Alex Salmond’s attempts to ridicule Donald Trump in a special edition of his Edinburgh festival fringe show last night saw the former First Minister upstaged by a pitch perfect impersonation of the US president.
The former MP announced his ambition to “bring doon” The Donald with a show of such satirical verve and wit that its repercussions would be felt in the White House. Unfortunately for him, however, most of the jokes were at his expense – courtesy of the Scottish comedian Des Clarke and his impression of the leader of the Western World.
In front of a packed house in the Assembly Rooms, Mr Salmond began his show with a power-point presentation of correspondence with Mr Trump detailing their rows over the billionaire’s golf course on the Menie Estate in Aberdeenshire.
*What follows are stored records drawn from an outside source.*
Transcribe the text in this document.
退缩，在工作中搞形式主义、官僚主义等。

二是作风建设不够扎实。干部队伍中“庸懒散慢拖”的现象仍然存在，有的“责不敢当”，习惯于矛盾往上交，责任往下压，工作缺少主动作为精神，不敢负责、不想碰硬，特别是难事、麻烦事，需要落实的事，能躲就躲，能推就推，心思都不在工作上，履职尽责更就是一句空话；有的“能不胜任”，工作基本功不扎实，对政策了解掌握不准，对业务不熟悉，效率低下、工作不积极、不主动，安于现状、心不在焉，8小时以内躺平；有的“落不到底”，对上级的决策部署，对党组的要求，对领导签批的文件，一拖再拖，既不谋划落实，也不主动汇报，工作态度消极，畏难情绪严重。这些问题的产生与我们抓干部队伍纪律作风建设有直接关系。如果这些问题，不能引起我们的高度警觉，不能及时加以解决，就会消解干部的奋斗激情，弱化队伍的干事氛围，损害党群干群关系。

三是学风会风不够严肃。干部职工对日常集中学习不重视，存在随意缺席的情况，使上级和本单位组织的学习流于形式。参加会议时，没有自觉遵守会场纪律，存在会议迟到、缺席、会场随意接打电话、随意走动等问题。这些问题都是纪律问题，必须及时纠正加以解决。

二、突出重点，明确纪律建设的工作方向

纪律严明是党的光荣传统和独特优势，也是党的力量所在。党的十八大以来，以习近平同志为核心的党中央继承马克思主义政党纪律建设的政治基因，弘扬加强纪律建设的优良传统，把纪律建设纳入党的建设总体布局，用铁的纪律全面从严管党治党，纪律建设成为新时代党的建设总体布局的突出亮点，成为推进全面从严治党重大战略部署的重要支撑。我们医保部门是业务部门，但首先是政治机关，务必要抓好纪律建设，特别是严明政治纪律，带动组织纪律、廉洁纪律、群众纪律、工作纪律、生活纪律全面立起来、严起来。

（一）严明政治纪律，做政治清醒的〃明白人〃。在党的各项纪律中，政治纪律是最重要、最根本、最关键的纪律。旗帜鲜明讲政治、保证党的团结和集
This was accompanied by a couthy account of their letters about a wind farm off the coast of the links, including a Trump epistle that referred to Mr Salmond as “Mad Alex the man, who destroyed Scotland”.
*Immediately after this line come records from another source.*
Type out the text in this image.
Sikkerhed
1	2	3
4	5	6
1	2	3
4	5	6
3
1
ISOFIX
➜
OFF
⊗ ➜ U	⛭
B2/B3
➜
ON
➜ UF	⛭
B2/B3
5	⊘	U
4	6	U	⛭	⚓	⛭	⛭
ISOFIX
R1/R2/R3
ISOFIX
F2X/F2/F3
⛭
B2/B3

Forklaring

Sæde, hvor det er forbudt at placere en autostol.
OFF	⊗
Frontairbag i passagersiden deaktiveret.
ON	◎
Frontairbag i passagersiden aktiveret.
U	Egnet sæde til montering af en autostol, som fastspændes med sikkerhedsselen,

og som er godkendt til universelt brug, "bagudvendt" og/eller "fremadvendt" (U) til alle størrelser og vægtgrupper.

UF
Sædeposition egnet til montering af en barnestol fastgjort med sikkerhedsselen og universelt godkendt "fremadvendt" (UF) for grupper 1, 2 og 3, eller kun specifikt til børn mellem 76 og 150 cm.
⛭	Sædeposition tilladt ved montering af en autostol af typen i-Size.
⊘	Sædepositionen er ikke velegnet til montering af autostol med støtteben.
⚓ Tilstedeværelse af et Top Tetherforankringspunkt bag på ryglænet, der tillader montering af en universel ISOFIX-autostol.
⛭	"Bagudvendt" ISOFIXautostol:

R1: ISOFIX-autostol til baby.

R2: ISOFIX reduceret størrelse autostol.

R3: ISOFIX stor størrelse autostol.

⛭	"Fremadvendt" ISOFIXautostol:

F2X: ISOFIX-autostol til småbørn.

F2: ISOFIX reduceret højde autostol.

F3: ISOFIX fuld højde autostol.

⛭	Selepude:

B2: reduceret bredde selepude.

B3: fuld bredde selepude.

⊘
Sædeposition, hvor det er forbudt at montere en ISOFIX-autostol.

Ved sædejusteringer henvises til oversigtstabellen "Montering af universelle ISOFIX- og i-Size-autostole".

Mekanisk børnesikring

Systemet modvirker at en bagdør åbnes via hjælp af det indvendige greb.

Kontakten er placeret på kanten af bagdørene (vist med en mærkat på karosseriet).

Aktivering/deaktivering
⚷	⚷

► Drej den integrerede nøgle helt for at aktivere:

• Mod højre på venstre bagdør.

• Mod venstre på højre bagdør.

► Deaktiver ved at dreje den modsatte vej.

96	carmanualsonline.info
“The Unionist press dinnae think I need wind farms to destroy Scotland,” joked Mr Salmond. But it was the entry of his special guests – the pride of Liverpool John Bishop and Mr Clarke – which livened things up. Wearing a Trump wig, Mr Clarke sat between Mr Salmond and his fellow comedian and stole the show. Mr Bishop was unable to get a word in, remarking that the only difference between him and the audience was that he had a seat on the stage.
Mr Clarke/Donald Trump said Mr Salmond was glad of a seat, full stop – “because I know you don’t have one at the moment”.
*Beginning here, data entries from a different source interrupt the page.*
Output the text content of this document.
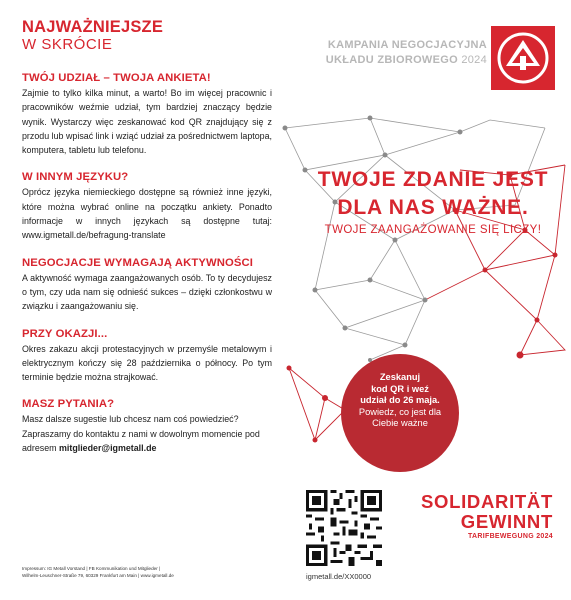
NAJWAŻNIEJSZE
W SKRÓCIE
TWÓJ UDZIAŁ – TWOJA ANKIETA!
Zajmie to tylko kilka minut, a warto! Bo im więcej pracownic i pracowników weźmie udział, tym bardziej znaczący będzie wynik. Wystarczy więc zeskanować kod QR znajdujący się z przodu lub wpisać link i wziąć udział za pośrednictwem laptopa, komputera, tabletu lub telefonu.
W INNYM JĘZYKU?
Oprócz języka niemieckiego dostępne są również inne języki, które można wybrać online na początku ankiety. Ponadto informacje w innych językach są dostępne tutaj: www.igmetall.de/befragung-translate
NEGOCJACJE WYMAGAJĄ AKTYWNOŚCI
A aktywność wymaga zaangażowanych osób. To ty decydujesz o tym, czy uda nam się odnieść sukces – dzięki członkostwu w związku i zaangażowaniu się.
PRZY OKAZJI...
Okres zakazu akcji protestacyjnych w przemyśle metalowym i elektrycznym kończy się 28 października o północy. Po tym terminie będzie można strajkować.
MASZ PYTANIA?
Masz dalsze sugestie lub chcesz nam coś powiedzieć? Zapraszamy do kontaktu z nami w dowolnym momencie pod adresem mitglieder@igmetall.de
Impressum: IG Metall Vorstand | FB Kommunikation und Mitglieder |
Wilhelm-Leuschner-Straße 79, 60329 Frankfurt am Main | www.igmetall.de
KAMPANIA NEGOCJACYJNA
UKŁADU ZBIOROWEGO 2024
TWOJE ZDANIE JEST
DLA NAS WAŻNE.
TWOJE ZAANGAŻOWANIE SIĘ LICZY!
Zeskanuj
kod QR i weź
udział do 26 maja.
Powiedz, co jest dla
Ciebie ważne
igmetall.de/XX0000
SOLIDARITÄT
GEWINNT
TARIFBEWEGUNG 2024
When Mr Salmond said he wanted to “roast Trump”, Mr Clarke expressed a preference for “smoking Salmond”.
In character as Trump, Mr Clarke said he had offered Mr Salmond a seat in his Cabinet “soooo many times”.
“I’ve offered you a Cabinet job, because I don’t think anyone else will have you. It’s gonna be fantastic when you get over to America everyone’s gonna think I’ve got Susan Boyle in the Cabinet.”
By now, Mr Bishop was suggesting the one-sided Clarke and Salmond double act would give the Krankies a run for their money. Mr Salmond braved the barrage in good grace as he moved on to the Question and Answer segment of the show.
The audience had filled in request forms for a question. One enterprising audience member had filled in two and her name was drawn out twice. Admiring her perseverance, Mr Salmond let her ask her second question.
“Alex thinks everyone should have two goes,” said Mr Clarke. “Just ask him about the referendum.”
At one point, Mr Salmond was asked what scent he would go for if he, like Mr Trump, had a perfume manufactured in his honour. “Whisky Galore,” was Mr Salmond’s pre-prepared answer to the pre-prepared question.
“Men who sleep on park benches smell of whisky galore,” quipped Mr Bishop finally getting a word in.
As the tone lowered to jokes about what lewd activities were picked up by spy cameras in Russian hotels, one realised why Mr Salmond had billed this extra show adults only.